On April 11, longstanding Family and Youth Services Bureau (FYSB) grantee Wichita Children’s Home (WCH) received a routine call from a nearby adult homeless shelter: a young man, “Tim,” had arrived at the shelter immediately after being released from a short stint in jail. Tim was only 19, and the shelter wanted to know if he was a fit for WCH’s FYSB-funded Street Outreach Program. He arrived at WCH by the end of the day, and a few months later he was working a steady job and living in an apartment of his own.
“If every case was similar to this, it would be amazing,” says Soutdaly Sysavath, Director of Community Programs for WCH. But she adds that even this success is a reminder of the inherent struggles that come with RHY work. Tim’s five-month journey was filled with pitfalls and setbacks, returns to the street, and chronic frustration. It took collaboration between WCH’s different programs, multiple case workers, and Tim’s own determination to get him into a healthier place, physically and mentally.
“This work always comes with challenges,” says Sysavath, “It’s a rollercoaster, not every day is a good day. There are times when the youth relapse or drop out of sight or we are limited in what we can offer them. The question is, how do we fill those gaps, or use other resources to fill them?”
During the intake process, Tim described his adolescence in multiple foster care settings and a brief return to his mother’s house in Oklahoma when he turned 18. However, because she was still battling alcohol and drug addiction, he set off on his own.
During his visit home, Tim missed a court date in Kansas, which led to his prison stay.
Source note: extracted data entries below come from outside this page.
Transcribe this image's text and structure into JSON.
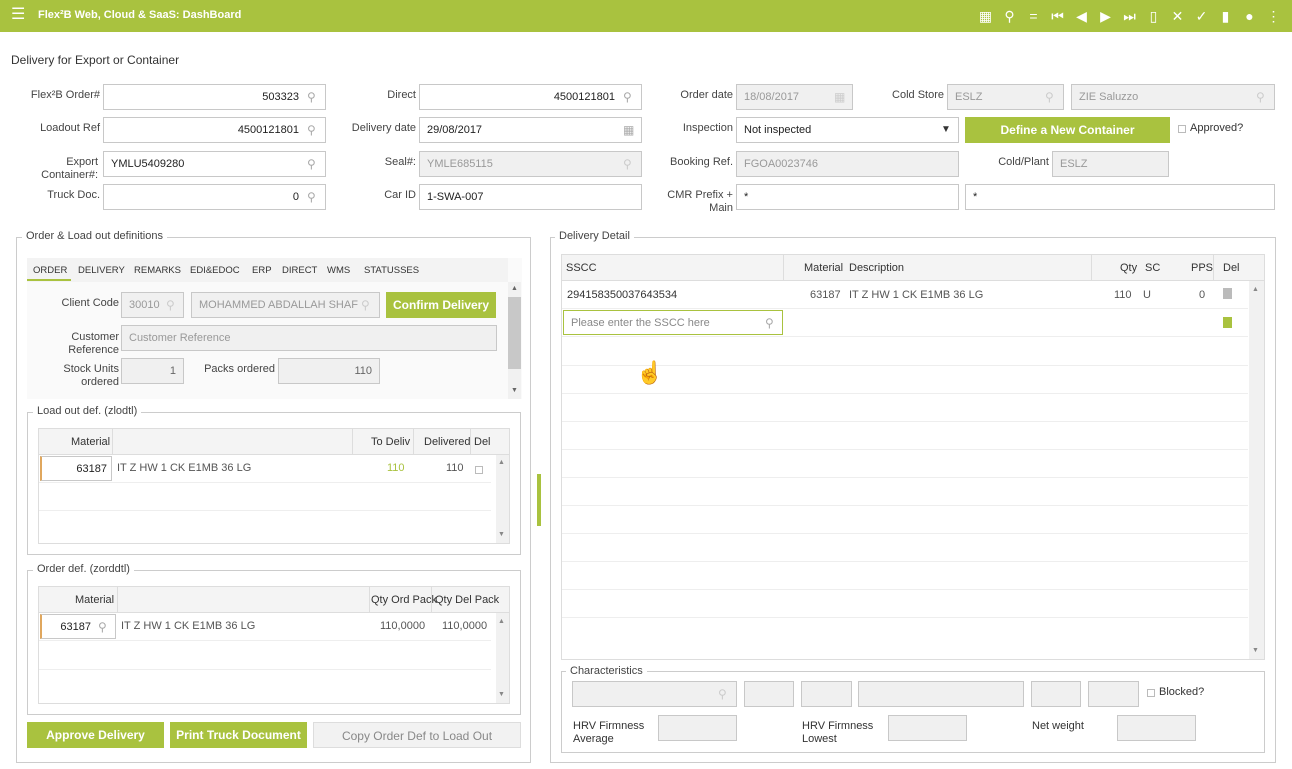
{
  "app": {
    "title": "Flex²B Web, Cloud & SaaS: DashBoard",
    "toolbar_icons": [
      "calendar-icon",
      "search-icon",
      "equals-icon",
      "first-icon",
      "prev-icon",
      "next-icon",
      "last-icon",
      "new-doc-icon",
      "cancel-icon",
      "confirm-icon",
      "delete-icon",
      "user-icon",
      "more-icon"
    ]
  },
  "page": {
    "title": "Delivery for Export or Container"
  },
  "header": {
    "order_label": "Flex²B Order#",
    "order_value": "503323",
    "loadout_label": "Loadout Ref",
    "loadout_value": "4500121801",
    "container_label": "Export Container#:",
    "container_value": "YMLU5409280",
    "truck_label": "Truck Doc.",
    "truck_value": "0",
    "direct_label": "Direct",
    "direct_value": "4500121801",
    "delivery_date_label": "Delivery date",
    "delivery_date_value": "29/08/2017",
    "seal_label": "Seal#:",
    "seal_value": "YMLE685115",
    "car_label": "Car ID",
    "car_value": "1-SWA-007",
    "order_date_label": "Order date",
    "order_date_value": "18/08/2017",
    "inspection_label": "Inspection",
    "inspection_value": "Not inspected",
    "booking_label": "Booking Ref.",
    "booking_value": "FGOA0023746",
    "cmr_label": "CMR Prefix + Main",
    "cmr_value1": "*",
    "cmr_value2": "*",
    "cold_store_label": "Cold Store",
    "cold_store_code": "ESLZ",
    "cold_store_name": "ZIE Saluzzo",
    "cold_plant_label": "Cold/Plant",
    "cold_plant_value": "ESLZ",
    "define_container": "Define a New Container",
    "approved_label": "Approved?"
  },
  "left": {
    "legend": "Order & Load out definitions",
    "tabs": [
      "ORDER",
      "DELIVERY",
      "REMARKS",
      "EDI&EDOC",
      "ERP",
      "DIRECT",
      "WMS",
      "STATUSSES"
    ],
    "client_code_label": "Client Code",
    "client_code_value": "30010",
    "client_name": "MOHAMMED ABDALLAH SHAF",
    "confirm_delivery": "Confirm Delivery",
    "customer_ref_label": "Customer Reference",
    "customer_ref_placeholder": "Customer Reference",
    "stock_units_label": "Stock Units ordered",
    "stock_units_value": "1",
    "packs_ordered_label": "Packs ordered",
    "packs_ordered_value": "110",
    "loadout": {
      "legend": "Load out def. (zlodtl)",
      "headers": [
        "Material",
        "To Deliv",
        "Delivered",
        "Del"
      ],
      "rows": [
        {
          "material": "63187",
          "description": "IT Z HW 1 CK E1MB 36 LG",
          "to_deliv": "110",
          "delivered": "110"
        }
      ]
    },
    "orderdef": {
      "legend": "Order def. (zorddtl)",
      "headers": [
        "Material",
        "Qty Ord Pack",
        "Qty Del Pack"
      ],
      "rows": [
        {
          "material": "63187",
          "description": "IT Z HW 1 CK E1MB 36 LG",
          "qty_ord": "110,0000",
          "qty_del": "110,0000"
        }
      ]
    },
    "approve_delivery": "Approve Delivery",
    "print_truck": "Print Truck Document",
    "copy_order": "Copy Order Def to Load Out"
  },
  "right": {
    "legend": "Delivery Detail",
    "headers": [
      "SSCC",
      "Material",
      "Description",
      "Qty",
      "SC",
      "PPS",
      "Del"
    ],
    "rows": [
      {
        "sscc": "294158350037643534",
        "material": "63187",
        "description": "IT Z HW 1 CK E1MB 36 LG",
        "qty": "110",
        "sc": "U",
        "pps": "0"
      }
    ],
    "sscc_placeholder": "Please enter the SSCC here",
    "characteristics": {
      "legend": "Characteristics",
      "blocked_label": "Blocked?",
      "hrv_avg_label": "HRV Firmness Average",
      "hrv_low_label": "HRV Firmness Lowest",
      "net_weight_label": "Net weight"
    }
  },
  "colors": {
    "accent": "#a9c23f"
  }
}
Upon release, he had nowhere to go, a criminal record, none of the documents needed to get a steady job, and no safety net. All he had was a desire to get on the right track.
Tim chose to stay in one of the program’s two overnight apartments for youth. At the time, his case managers thought he was a better fit for their rapid rehousing program than their FYSB-funded transitional living program. But rapid rehousing required his birth certificate and other identification that he didn’t have.
The process to obtain those documents took longer than anyone expected. During the wait, Tim moved between the adult men’s shelter, friends, and the street, but his case managers and WCH staff kept tabs on his well-being thanks to the Wichita Content Management Interoperability Services database and their street outreach team.
“We have great resources within our agency,” Sysavath explained, “including transitional living and permanent supportive housing, but also a collaborative of homeless service providers who work with us.”
Just as importantly, Tim came to WCH’s FYSB-funded drop-in center every single day, regardless of where he was staying. According to Sysavath, this daily effort helped cement the relationship between Tim and WCH staff during the tougher moments. “He had some outbursts, some mental health issues. He had to learn to cope with his anger, especially when his ID didn’t arrive when they said it would. There were ups and downs.”
At the end of the summer, WCH’s rapid rehousing team helped him find an apartment. Tim moved in on September 6, and will get help from WCH paying rent for up to six months, by which time he’s expected to support himself. A new manual labor job should help, and Tim has plans to get a college degree after that. But with WCH in his corner, he has a committed staff to match his own big goals.